Thinking differently

A shift in thinking is needed when working alongside those diagnosed with FASD. Typical behaviour management strategies don’t work. Remember children diagnosed with FASD won’t learn from consequences. Sending them to their room or taking away a privilege may give the caregiver immediate satisfaction or relief but it will not have an impact on the child’s behaviour.

This is a brain-based, invisible, physical disability and is NOT intentional behaviour. FASD is a lifelong disability and individuals affected by FASD will not grow out of their disability.

The shift is from seeing a child as one who won’t do something to one who can’t.

For caregivers

Bad --> Frustrated, defensive, challenged

Lazy --> Tries hard

Lies --> Confabulates, fills in

Doesn't try --> Exhausted or can't start

Mean --> Defensive, hurt, abused

Doesn't care, shut down --> Can't show feelings

Refuses to sit still --> Overstimulated

Fussy, demanding --> Oversensitive

Resisting --> Doesn't get it

Trying to make me mad --> Can't remember

Trying to get attention --> Needing contact, support

Acting like a baby --> Dysmaturity

Steals --> Doesn't understand ownership

Doesn't try --> Worried about failing

Inappropriate --> Doesn't understand personal space


For supporters and educators

Parents, caregivers, teachers or others working with children diagnosed under FASD often take their behaviours personally and forget that the child is often confused, scared and not feeling good about themselves.

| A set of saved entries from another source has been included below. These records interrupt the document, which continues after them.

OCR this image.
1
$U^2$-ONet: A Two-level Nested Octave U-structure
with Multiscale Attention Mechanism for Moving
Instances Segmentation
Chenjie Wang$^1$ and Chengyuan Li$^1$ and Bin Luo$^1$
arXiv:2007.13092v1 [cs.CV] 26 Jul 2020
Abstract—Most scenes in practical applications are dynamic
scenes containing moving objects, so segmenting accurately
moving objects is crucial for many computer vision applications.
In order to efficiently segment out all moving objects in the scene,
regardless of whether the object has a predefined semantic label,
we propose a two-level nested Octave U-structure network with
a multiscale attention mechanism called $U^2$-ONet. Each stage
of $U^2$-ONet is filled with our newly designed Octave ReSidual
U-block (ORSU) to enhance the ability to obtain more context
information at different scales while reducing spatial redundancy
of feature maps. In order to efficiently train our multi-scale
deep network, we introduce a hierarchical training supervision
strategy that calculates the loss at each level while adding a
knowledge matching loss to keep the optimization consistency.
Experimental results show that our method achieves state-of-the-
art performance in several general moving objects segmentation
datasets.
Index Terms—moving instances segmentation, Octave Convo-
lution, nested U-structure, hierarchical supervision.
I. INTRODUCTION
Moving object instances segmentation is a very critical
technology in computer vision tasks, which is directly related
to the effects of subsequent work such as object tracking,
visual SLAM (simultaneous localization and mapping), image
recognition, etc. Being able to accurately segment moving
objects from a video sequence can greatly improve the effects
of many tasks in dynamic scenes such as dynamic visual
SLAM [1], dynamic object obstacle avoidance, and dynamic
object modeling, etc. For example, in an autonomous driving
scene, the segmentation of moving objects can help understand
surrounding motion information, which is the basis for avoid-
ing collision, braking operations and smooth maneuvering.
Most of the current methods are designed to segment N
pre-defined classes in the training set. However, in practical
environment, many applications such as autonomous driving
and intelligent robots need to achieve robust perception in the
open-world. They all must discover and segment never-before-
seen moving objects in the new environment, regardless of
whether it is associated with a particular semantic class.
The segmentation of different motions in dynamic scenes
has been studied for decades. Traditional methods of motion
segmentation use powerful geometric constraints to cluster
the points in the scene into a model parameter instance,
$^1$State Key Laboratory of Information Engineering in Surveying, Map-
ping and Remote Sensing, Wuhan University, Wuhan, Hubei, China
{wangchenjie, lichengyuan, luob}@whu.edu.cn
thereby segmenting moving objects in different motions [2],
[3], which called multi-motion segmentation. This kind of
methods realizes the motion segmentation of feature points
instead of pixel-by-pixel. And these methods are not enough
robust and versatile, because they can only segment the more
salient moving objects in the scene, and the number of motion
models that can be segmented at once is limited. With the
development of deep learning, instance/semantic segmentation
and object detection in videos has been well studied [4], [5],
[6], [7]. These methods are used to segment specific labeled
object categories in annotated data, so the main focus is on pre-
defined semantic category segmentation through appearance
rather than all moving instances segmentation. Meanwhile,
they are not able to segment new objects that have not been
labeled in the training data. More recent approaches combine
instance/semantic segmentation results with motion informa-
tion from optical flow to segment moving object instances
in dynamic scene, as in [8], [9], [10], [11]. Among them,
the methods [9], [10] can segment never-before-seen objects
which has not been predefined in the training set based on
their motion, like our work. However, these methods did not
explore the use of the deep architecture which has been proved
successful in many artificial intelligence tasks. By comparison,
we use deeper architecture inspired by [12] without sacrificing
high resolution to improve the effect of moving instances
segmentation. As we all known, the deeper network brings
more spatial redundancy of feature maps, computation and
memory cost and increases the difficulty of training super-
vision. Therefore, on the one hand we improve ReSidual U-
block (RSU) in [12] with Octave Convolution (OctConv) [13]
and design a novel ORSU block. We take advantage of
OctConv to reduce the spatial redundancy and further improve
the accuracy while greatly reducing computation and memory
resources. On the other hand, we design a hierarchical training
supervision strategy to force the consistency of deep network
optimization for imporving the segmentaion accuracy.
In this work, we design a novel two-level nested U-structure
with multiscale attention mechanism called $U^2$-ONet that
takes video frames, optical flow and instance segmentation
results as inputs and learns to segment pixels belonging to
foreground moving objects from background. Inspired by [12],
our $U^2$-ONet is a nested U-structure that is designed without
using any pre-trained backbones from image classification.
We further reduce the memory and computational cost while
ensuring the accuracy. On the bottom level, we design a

It is important as a support person to try and shift your feelings from:

Hopelessness --> Hope

Fear --> Understanding, knowledge

Chaos, confusion --> Organisation, meaningfulness

Anger --> Reframing perceptions, defusing

Power struggles --> Working with, rather than at

Frustration --> Trying differently, not harder

Exhaustion --> Re-engergised, new options to try

No good outcomes --> Seeing, supporting strengths

Isolation --> Networking, collaboration


In any situation – shift your approach to intervention!

Traditional behaviour management --> Recognising brain differences

Applying consequences --> Preventing problems

Traditional interventions --> Expanding professional options, creating a toolkit of individualised strategies

Changing people --> Developing effective strategies, changing environments


The above is adapted from 'Trying Differently Rather Than Trying Harder', by Diane Malbin.